Posted on March 12, 2010
The BATFE recently released U.S. firearm manufacturer production data showing that during 2008, AR-15s accounted for eight percent of all firearms and 22 percent of all rifles made in the U.S. and not exported. The number of AR-15s in 2008 -- over 337,000 -- is staggering, but may have been topped in 2009. And, at the current rate of production, the total number of AR-15s in the U.S. will exceed 2.5 million some time this year, and that doesn't even count production before 1986, the figures for which are not available.
In other words, the AR-15 market has collapsed, because no one wants AR-15s. At least, that's what Josh Sugarmann, of the Violence Policy Center, wrote last week on the Huffington Post blog, where the fringe gathers to commiserate about everything it thinks is wrong with America. Sugarmann's evidence consists of the fact that KBI has discontinued its Charles Daly brand AR-15 line.
We're not sure what's happening on Sugarmann's planet, but on the American portion of Earth the numbers of AR-15 manufacturers and the AR-15s they produce are at all-time highs. AR-15s have been popular for decades and that popularity is growing in leaps and bounds for a variety of reasons. Innovations relating to defensive rifle use now center on AR-15 carbines. Bar none, the AR-15 in its various configurations is the leading marksmanship training and competition rifle in the country, and there are more kinds of training and competition opportunities built around the AR-15 than ever before. And the advent of new cartridges that fit the AR-15 platform, and which are legal for hunting deer-sized game in most states, are rapidly making the AR-15 one of the most popular hunting rifles in the country.
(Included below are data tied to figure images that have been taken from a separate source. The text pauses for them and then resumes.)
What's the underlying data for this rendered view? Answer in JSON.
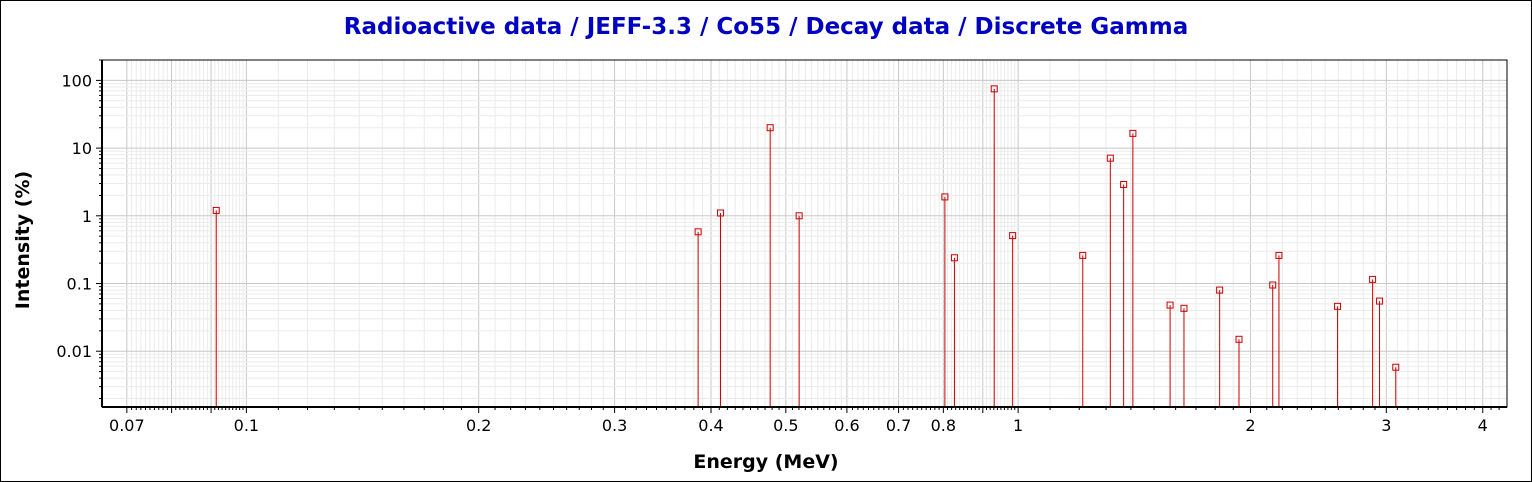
{
  "chart_data": {
    "type": "scatter",
    "title": "Radioactive data / JEFF-3.3 / Co55 / Decay data / Discrete Gamma",
    "xlabel": "Energy (MeV)",
    "ylabel": "Intensity (%)",
    "x_scale": "log",
    "y_scale": "log",
    "xlim": [
      0.065,
      4.3
    ],
    "ylim": [
      0.0015,
      200
    ],
    "grid": true,
    "x_tick_labels": [
      "0.07",
      "0.1",
      "0.2",
      "0.3",
      "0.4",
      "0.5",
      "0.6",
      "0.7",
      "0.8",
      "1",
      "2",
      "3",
      "4"
    ],
    "y_tick_labels": [
      "0.01",
      "0.1",
      "1",
      "10",
      "100"
    ],
    "colors": {
      "title": "#0000c0",
      "series": "#cc0000",
      "grid_major": "#c8c8c8",
      "grid_minor": "#ebebeb"
    },
    "series": [
      {
        "x": [
          0.0914,
          0.3849,
          0.4115,
          0.4772,
          0.5203,
          0.8037,
          0.8269,
          0.9312,
          0.9838,
          1.2127,
          1.3166,
          1.37,
          1.4083,
          1.5736,
          1.6402,
          1.8245,
          1.9329,
          2.1375,
          2.1775,
          2.5936,
          2.8796,
          2.9397,
          3.0857
        ],
        "y": [
          1.2,
          0.58,
          1.1,
          20,
          1.0,
          1.9,
          0.24,
          75,
          0.51,
          0.26,
          7.1,
          2.9,
          16.5,
          0.048,
          0.043,
          0.08,
          0.015,
          0.095,
          0.26,
          0.046,
          0.115,
          0.055,
          0.0058
        ]
      }
    ]
  }
}
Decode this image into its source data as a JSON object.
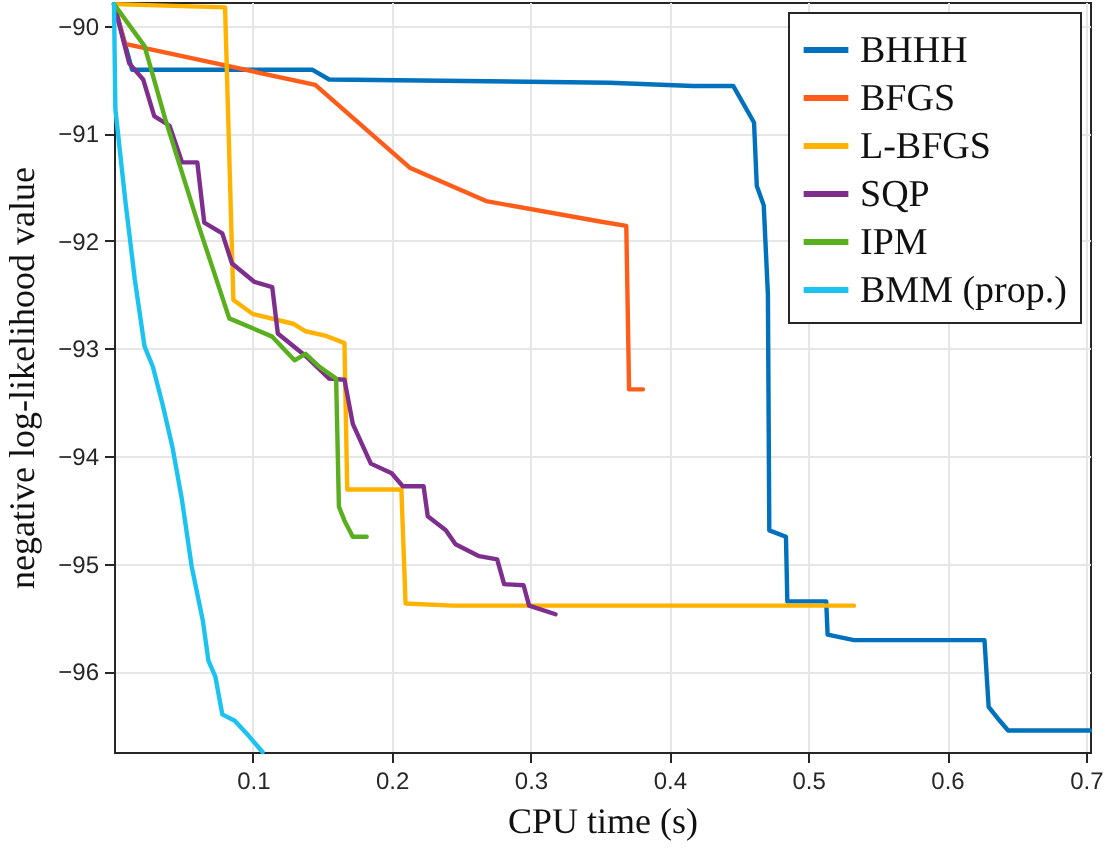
{
  "chart_data": {
    "type": "line",
    "xlabel": "CPU time (s)",
    "ylabel": "negative log-likelihood value",
    "xlim": [
      0,
      0.703
    ],
    "ylim": [
      -96.75,
      -89.78
    ],
    "xticks": [
      0.1,
      0.2,
      0.3,
      0.4,
      0.5,
      0.6,
      0.7
    ],
    "yticks": [
      -90,
      -91,
      -92,
      -93,
      -94,
      -95,
      -96
    ],
    "grid": true,
    "legend": "top right",
    "marker": "none",
    "line_style": "solid",
    "series": [
      {
        "name": "BHHH",
        "color": "#0072bd",
        "x": [
          0,
          0.013,
          0.143,
          0.155,
          0.357,
          0.417,
          0.446,
          0.461,
          0.463,
          0.468,
          0.471,
          0.472,
          0.484,
          0.485,
          0.513,
          0.514,
          0.533,
          0.627,
          0.63,
          0.638,
          0.644,
          0.703
        ],
        "values": [
          -89.8,
          -90.41,
          -90.41,
          -90.5,
          -90.53,
          -90.56,
          -90.56,
          -90.9,
          -91.49,
          -91.67,
          -92.5,
          -94.69,
          -94.75,
          -95.35,
          -95.35,
          -95.66,
          -95.71,
          -95.71,
          -96.33,
          -96.46,
          -96.55,
          -96.55
        ]
      },
      {
        "name": "BFGS",
        "color": "#ff5c1a",
        "x": [
          0,
          0.008,
          0.145,
          0.213,
          0.268,
          0.35,
          0.369,
          0.371,
          0.381
        ],
        "values": [
          -89.8,
          -90.17,
          -90.55,
          -91.32,
          -91.63,
          -91.82,
          -91.86,
          -93.38,
          -93.38
        ]
      },
      {
        "name": "L-BFGS",
        "color": "#ffb300",
        "x": [
          0,
          0.08,
          0.086,
          0.1,
          0.129,
          0.138,
          0.152,
          0.166,
          0.168,
          0.207,
          0.21,
          0.244,
          0.533
        ],
        "values": [
          -89.8,
          -89.83,
          -92.55,
          -92.68,
          -92.77,
          -92.84,
          -92.88,
          -92.95,
          -94.31,
          -94.31,
          -95.37,
          -95.39,
          -95.39
        ]
      },
      {
        "name": "SQP",
        "color": "#7e2f8e",
        "x": [
          0,
          0.011,
          0.021,
          0.029,
          0.04,
          0.049,
          0.06,
          0.065,
          0.078,
          0.085,
          0.101,
          0.114,
          0.118,
          0.138,
          0.155,
          0.166,
          0.172,
          0.185,
          0.2,
          0.208,
          0.223,
          0.226,
          0.239,
          0.246,
          0.263,
          0.276,
          0.281,
          0.295,
          0.299,
          0.318
        ],
        "values": [
          -89.8,
          -90.35,
          -90.5,
          -90.84,
          -90.93,
          -91.27,
          -91.27,
          -91.83,
          -91.93,
          -92.21,
          -92.38,
          -92.43,
          -92.86,
          -93.07,
          -93.28,
          -93.29,
          -93.7,
          -94.07,
          -94.16,
          -94.28,
          -94.28,
          -94.56,
          -94.69,
          -94.82,
          -94.93,
          -94.96,
          -95.19,
          -95.2,
          -95.39,
          -95.47
        ]
      },
      {
        "name": "IPM",
        "color": "#5aaf1e",
        "x": [
          0,
          0.022,
          0.037,
          0.061,
          0.083,
          0.114,
          0.13,
          0.138,
          0.148,
          0.16,
          0.162,
          0.166,
          0.172,
          0.182
        ],
        "values": [
          -89.8,
          -90.19,
          -90.87,
          -91.86,
          -92.72,
          -92.89,
          -93.11,
          -93.05,
          -93.17,
          -93.28,
          -94.47,
          -94.6,
          -94.75,
          -94.75
        ]
      },
      {
        "name": "BMM (prop.)",
        "color": "#1cc3f0",
        "x": [
          0,
          0.001,
          0.008,
          0.015,
          0.022,
          0.028,
          0.035,
          0.042,
          0.049,
          0.056,
          0.064,
          0.068,
          0.073,
          0.078,
          0.087,
          0.097,
          0.107
        ],
        "values": [
          -89.8,
          -90.78,
          -91.61,
          -92.36,
          -92.98,
          -93.17,
          -93.52,
          -93.91,
          -94.41,
          -95.03,
          -95.53,
          -95.9,
          -96.05,
          -96.4,
          -96.46,
          -96.6,
          -96.75
        ]
      }
    ]
  }
}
What's really losing popularity in America are the habitual rants and ruses of groups like VPC, as demonstrated by the fact that Sugarmann and his counterpart at the Brady Campaign, Paul Helmke, can't get their names into newspapers unless they perform a publicity stunt, and sometimes even the stunts don't work. Maybe if Josh, Paul, and a couple of their co-workers buy some National Match ARs, they could enter a team Service Rifle competition at this summer's NRA National Rifle Championships.
We can hear it now. "Team Malcontent, take your positions on the firing line!"